John Corigliano's opera, The Ghosts of Versailles, imagines a meeting between the ghosts of playwright Pierre Beaumarchais, Marie Antoinette and the characters from Beaumarchais's "Figaro" trilogy. Sympathetic to the French queen, scathing in its condemnation of the Revolution, Ghosts is, philosophically at least, a conservative piece. Corigliano's notes make the subtext explicit, that "[m]id-century modernists at their most fundamentalist demanded that we destroy, not merely rethink, the past to forge a new future: a demand of which the guillotine makes a terrible and perfect symbol."
But Corigliano's means could hardly be called "conservative," exploiting an array of vast forces and eclectic musical styles. While never fully breaking from the expressive language developed by Mahler and his 20th-Century heirs, Corigliano develops it to often harrowing extremes.
His Grawemeyer Prize–winning First Symphony, the response of an openly gay man (his partner Mark Adamo is a celebrated opera composer in his own right) to the raging AIDS epidemic, is a cry from the depths. His Third, for wind ensemble, is if anything even more intense, featuring a blistering brass fanfare, a miniature marching band straight out of Mahler and a literal battery of percussion: the piece ends with the blast of a shotgun.
He has enjoyed success writing for more modest forces: to name just two pieces, his early Violin Sonata has a solid place in the repertoire, and his String Quartet, later revised as Symphony No. 2 for string orchestra) is a formidable piece of work. But his best-known works are for the symphony, including a string of concertos and Joshua Bell's astonishing score for "The Red Violin."
Corigliano does have a culturally conservative streak. That Third Symphony ("Circus Maximus") is intended as a protest against the trashy politics and pop culture and politics of an America in decline, and he claims that he had never heard the songs of Bob Dylan before composing the songs in Mr. Tambourine Man, a cycle setting Dylan texts to original music.
But it would be a mistake to think that Corigliano is somehow a regressive composer. He's kept his ear open to new techniques—that String Quartet features a fugue in four simultaneous tempos; Fantasia on an Ostinato for piano, his "minimalist" work, was intended to salvage techniques and textures he admired from a rising musical movement he distrusted but could not ignore.
In seeking continuity with the musical past, he was looking not backward, but forward.
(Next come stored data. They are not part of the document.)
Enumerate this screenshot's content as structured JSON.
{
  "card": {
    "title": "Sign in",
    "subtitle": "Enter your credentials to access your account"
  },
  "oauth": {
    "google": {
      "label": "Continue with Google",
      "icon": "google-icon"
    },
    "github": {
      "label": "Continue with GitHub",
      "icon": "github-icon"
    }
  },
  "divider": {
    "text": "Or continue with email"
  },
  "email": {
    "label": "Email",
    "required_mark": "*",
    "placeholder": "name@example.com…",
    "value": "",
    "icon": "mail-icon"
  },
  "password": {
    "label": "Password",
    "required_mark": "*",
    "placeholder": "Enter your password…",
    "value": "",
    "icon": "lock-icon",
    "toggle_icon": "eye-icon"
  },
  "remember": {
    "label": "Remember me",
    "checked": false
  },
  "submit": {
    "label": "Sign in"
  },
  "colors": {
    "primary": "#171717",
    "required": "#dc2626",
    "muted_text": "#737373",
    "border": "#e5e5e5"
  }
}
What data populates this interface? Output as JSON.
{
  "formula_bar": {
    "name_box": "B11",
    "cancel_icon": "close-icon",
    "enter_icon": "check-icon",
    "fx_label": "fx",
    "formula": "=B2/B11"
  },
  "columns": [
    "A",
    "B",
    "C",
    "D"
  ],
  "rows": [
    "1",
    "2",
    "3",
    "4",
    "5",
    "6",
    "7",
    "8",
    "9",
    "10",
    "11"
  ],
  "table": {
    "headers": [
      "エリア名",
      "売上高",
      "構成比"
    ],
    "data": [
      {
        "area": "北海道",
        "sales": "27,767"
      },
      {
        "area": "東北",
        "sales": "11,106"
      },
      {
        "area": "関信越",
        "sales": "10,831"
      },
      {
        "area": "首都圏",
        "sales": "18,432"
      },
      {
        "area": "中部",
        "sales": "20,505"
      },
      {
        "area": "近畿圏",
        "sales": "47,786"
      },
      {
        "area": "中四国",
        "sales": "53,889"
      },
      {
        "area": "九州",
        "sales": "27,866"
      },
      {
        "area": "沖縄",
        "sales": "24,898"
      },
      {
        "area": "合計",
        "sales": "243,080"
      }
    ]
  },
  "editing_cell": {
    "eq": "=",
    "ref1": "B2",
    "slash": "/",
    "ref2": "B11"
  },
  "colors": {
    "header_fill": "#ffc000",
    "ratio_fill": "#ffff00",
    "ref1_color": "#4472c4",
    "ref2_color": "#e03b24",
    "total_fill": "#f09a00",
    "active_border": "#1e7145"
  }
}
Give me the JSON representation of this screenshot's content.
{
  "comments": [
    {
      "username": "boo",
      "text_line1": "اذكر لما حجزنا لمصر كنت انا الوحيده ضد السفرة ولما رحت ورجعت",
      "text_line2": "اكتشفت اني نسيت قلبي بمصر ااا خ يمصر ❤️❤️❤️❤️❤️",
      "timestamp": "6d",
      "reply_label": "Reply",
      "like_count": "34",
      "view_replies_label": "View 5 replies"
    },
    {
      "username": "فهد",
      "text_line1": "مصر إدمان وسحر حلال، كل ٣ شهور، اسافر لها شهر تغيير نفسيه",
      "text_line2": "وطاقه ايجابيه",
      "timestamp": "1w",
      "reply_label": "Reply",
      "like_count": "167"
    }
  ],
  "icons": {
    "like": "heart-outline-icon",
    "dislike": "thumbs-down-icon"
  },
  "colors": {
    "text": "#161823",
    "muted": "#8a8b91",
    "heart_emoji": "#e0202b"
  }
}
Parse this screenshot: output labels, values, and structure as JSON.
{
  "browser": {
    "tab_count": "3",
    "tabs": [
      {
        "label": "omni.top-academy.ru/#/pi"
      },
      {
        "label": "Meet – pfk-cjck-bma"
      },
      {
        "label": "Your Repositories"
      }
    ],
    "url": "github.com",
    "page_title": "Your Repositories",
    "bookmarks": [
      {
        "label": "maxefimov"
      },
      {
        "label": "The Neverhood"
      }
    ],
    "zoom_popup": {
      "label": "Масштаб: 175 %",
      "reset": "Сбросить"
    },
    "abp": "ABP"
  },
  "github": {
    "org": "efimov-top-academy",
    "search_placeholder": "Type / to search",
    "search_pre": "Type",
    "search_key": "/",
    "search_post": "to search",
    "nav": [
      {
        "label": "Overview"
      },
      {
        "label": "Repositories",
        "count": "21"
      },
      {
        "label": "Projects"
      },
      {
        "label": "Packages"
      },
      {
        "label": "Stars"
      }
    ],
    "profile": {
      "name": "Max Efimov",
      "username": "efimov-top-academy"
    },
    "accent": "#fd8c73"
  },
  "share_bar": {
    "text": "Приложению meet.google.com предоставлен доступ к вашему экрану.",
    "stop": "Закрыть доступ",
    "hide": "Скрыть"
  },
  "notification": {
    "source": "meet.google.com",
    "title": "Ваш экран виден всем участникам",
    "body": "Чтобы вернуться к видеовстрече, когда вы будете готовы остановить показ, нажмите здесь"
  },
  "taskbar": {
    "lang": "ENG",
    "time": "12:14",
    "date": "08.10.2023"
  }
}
Take a close look at his oft-quoted maxim: "The pose of the misunderstood artist has been fashionable for quite a while, and it is tiresome and old-fashioned. I want to be understood…"
His complaint against musical modernism was not its "newness," but his sense that the pursuit of the "new" at the expense of ready comprehensibility had itself become passé. As it happens, history has borne him out—today's concert halls belong to a generation of young composers, his own students among them, who have taken his words to heart. They, too, want to be understood.